Deux navires étaient plus particulièrement suspectés d'être impliqués dans une collision éventuelle, et «plusieurs éléments permettent de soupçonner un cargo qui fait route vers la Turquie, immatriculé aux îles Kiribati et qui est armé par une société turque», a-t-il précisé lors d'une conférence de presse.

Comportement suspect

Selon le procureur, le vraquier «a eu un comportement suspect peu après l'accident» et «des traces de peinture suspectes sur sa coque» ont été constatées par une vedette de la gendarmerie maritime qui s'est approchée assez près du bateau pour faire des photos et des films, a précisé le procureur.

Le cargo suspect «se trouve actuellement dans les eaux internationales, et la Marine nationale va tenter d'obtenir son déroutement vers un port français», probablement celui de Brest, a-t-il ajouté.

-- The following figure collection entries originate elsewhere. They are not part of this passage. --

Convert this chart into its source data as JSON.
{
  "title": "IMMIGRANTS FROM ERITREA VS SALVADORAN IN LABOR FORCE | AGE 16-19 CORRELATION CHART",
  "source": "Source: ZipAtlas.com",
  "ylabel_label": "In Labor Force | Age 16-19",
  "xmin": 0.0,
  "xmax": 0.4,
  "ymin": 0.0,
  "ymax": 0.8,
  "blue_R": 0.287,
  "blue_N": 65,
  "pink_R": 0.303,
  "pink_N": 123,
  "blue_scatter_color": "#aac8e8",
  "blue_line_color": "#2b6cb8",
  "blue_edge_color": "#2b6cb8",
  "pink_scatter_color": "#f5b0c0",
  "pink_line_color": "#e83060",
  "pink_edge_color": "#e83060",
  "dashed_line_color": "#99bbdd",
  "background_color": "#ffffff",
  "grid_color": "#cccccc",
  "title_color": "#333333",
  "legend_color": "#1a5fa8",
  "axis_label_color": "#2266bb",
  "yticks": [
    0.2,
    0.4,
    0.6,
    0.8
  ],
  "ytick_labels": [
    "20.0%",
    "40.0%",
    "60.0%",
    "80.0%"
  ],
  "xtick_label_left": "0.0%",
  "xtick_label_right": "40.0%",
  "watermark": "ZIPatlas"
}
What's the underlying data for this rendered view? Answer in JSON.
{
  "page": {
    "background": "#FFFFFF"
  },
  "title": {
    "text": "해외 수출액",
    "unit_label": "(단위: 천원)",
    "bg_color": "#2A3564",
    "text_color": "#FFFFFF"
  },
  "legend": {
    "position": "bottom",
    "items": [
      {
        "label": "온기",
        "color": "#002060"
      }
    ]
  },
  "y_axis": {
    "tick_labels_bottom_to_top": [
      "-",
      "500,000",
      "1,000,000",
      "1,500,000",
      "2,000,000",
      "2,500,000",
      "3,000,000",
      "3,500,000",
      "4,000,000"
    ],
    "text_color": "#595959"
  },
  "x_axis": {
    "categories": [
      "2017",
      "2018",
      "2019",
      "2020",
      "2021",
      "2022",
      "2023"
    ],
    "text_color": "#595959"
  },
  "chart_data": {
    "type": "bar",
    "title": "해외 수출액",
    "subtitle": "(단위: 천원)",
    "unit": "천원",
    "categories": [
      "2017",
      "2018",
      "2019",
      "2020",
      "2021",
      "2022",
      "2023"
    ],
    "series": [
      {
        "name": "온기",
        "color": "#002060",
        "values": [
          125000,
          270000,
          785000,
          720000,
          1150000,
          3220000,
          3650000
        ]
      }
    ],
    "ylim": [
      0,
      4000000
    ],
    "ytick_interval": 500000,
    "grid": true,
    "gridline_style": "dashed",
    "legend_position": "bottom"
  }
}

La météo était bonne au moment de l'accident, qui a eu lieu de nuit vers 03h30 à une centaine de kilomètres au nord d'Ouessant, à proximité du rail de navigation qu'empruntent les navires de commerce descendant la Manche. Entre 150 et 200 navires marchands croisent dans cette zone quotidiennement, selon la préfecture maritime.

Un choc dans la nuit

Selon le procureur, les rescapés de l'accident «ont fait état d'un choc dans la nuit». Six hommes ont embarqué dans un canot de survie, mais «le patron qui a quitté le bateau le dernier est tombé à l'eau et s'est noyé», a-t-il expliqué.

En début d'après midi, quand le vraquier a été repéré, il se trouvait toujours à l'entrée de la Manche, à proximité de la zone du naufrage, a précisé de son côté la préfecture maritime de l'Atlantique. Le navire est désormais suspecté de délit de fuite.